EIA, IEA und OPEC rechnen mit steigender Diesel-und Benzinnachfrage von 3-4 %
„Dieses Jahr könnte die Nachfrage den Höchststand von vor der Coronakrise übersteigen. In der Vergangenheit stieg die weltweite Ölnachfrage außerhalb globaler Rezessionen zuverlässig um ein bis zwei Mio. Barrel pro Tag pro Jahr. Unser Wirtschaftsteam prognostiziert für 2022 ein starkes globales BIP-Wachstum von 4,2 %. Angesichts der Tatsache, dass verzögerte Nachfragekomponenten (z. B. Flugzeugtreibstoff) möglicherweise wieder zunehmen werden, halten wir daher ein Nachfragewachstum von zwei Millionen Barrel pro Tag für angemessen. Sowohl die Energy Information Administration (EIA), die International Energy Agency (IEA) als auch die OPEC gehen davon aus, dass die Ölnachfrage in diesem Jahr aufgrund der weltweit steigenden Diesel- und Benzinnachfrage um 3-4 % steigen wird“, sagt Guillermo Felices, Global Investment Strategist bei PGIM Fixed Income.

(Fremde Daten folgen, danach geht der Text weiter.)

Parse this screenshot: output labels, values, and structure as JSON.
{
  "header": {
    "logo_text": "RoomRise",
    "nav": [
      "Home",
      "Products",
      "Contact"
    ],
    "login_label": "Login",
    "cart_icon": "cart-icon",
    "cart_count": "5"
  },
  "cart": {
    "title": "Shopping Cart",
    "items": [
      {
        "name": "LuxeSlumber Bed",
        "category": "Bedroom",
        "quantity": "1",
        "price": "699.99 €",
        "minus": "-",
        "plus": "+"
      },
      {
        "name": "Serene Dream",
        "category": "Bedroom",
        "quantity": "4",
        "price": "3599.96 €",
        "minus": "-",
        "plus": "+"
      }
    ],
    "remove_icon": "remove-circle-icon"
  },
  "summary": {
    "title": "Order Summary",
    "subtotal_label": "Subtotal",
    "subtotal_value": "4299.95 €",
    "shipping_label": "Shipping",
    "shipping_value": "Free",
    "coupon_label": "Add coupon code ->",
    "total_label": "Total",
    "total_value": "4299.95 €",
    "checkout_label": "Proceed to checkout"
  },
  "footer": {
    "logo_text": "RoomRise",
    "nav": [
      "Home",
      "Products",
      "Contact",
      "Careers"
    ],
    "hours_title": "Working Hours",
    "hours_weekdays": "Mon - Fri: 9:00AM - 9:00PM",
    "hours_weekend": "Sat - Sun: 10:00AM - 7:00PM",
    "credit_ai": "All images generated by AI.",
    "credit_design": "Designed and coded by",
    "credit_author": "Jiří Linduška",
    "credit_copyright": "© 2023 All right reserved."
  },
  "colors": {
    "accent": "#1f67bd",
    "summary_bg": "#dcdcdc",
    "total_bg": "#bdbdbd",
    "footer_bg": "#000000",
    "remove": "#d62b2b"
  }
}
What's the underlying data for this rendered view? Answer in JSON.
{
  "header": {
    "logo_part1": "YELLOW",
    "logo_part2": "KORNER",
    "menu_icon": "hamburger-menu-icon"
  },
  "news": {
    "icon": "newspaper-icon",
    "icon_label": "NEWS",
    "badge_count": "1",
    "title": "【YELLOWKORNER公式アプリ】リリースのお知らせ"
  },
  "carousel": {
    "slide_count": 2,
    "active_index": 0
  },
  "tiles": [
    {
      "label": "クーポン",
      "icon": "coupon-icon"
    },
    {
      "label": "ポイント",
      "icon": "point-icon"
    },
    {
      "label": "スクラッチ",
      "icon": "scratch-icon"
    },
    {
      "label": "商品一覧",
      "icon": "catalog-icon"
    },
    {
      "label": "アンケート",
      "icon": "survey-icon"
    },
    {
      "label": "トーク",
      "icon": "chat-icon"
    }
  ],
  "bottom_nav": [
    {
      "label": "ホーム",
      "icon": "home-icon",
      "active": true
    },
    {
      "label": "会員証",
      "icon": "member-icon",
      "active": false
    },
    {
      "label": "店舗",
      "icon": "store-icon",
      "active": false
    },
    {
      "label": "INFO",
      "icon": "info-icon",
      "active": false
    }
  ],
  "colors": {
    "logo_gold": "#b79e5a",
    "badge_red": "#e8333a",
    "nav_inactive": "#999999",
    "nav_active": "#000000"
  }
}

Überraschender Anstieg der Fördermenge in den USA
Was das Angebot anbelangt, so haben die großen unabhängigen US-Produzenten entgegen dem historischen Trend nicht mit höheren Investitionsausgaben auf die Ölpreiserholung reagiert. Ihr Fokus hat sich vom Wachstum auf die Aktionärsrendite verlagert. Die großen unabhängigen US-Förderer, die in den letzten zehn Jahren die Angebotsausweitung anführten, gehen jetzt von einem Förderungswachstum von nur 0-5 % im Jahr 2022 aus. Dies entspricht wohl kaum der notwendigen Angebotsreaktion, um einen Ausgleich des Nachfragewachstums zu schaffen. Zudem planen etwas überraschend große Ölkonzerne, wie ExxonMobil und Chevron, erhebliche Steigerungen der Fördermenge, und wir gehen davon aus, dass das Wachstumstempo der beiden großen Konzerne im Jahr 2022 höher sein wird als das der unabhängigen Produzenten. Auch die privaten US-Förderer haben 2021 die Zahl der Bohrtürme kräftig erhöht. Die in Privatbesitz befindlichen Anbauflächen sind in der Regel weniger produktiv, die erwarteten Angebotsausweitungen jedoch erheblich. Wir schätzen, dass die privaten Produzenten im Jahr 2022 zwischen 200.000-300.000 Barrel Rohöl pro Tag fördern könnten. Die größte Quelle für zusätzliche Rohölvorräte im Jahr 2022 wird jedoch die OPEC+ sein. Die derzeitig geplanten OPEC-Kürzungen enden im Mai 2022, und die OPEC+-Produktion steigt bereits jetzt. Einige Mitgliedstaaten, wie Angola und Nigeria, haben jedoch Schwierigkeiten, ihre Quoten zu erfüllen, Dies führt zu Skepsis an den Märkten , ob die OPEC+ überhaupt noch in der Lage ist, mittelfristig genug zu produzieren, um die weltweite Nachfrage zu decken.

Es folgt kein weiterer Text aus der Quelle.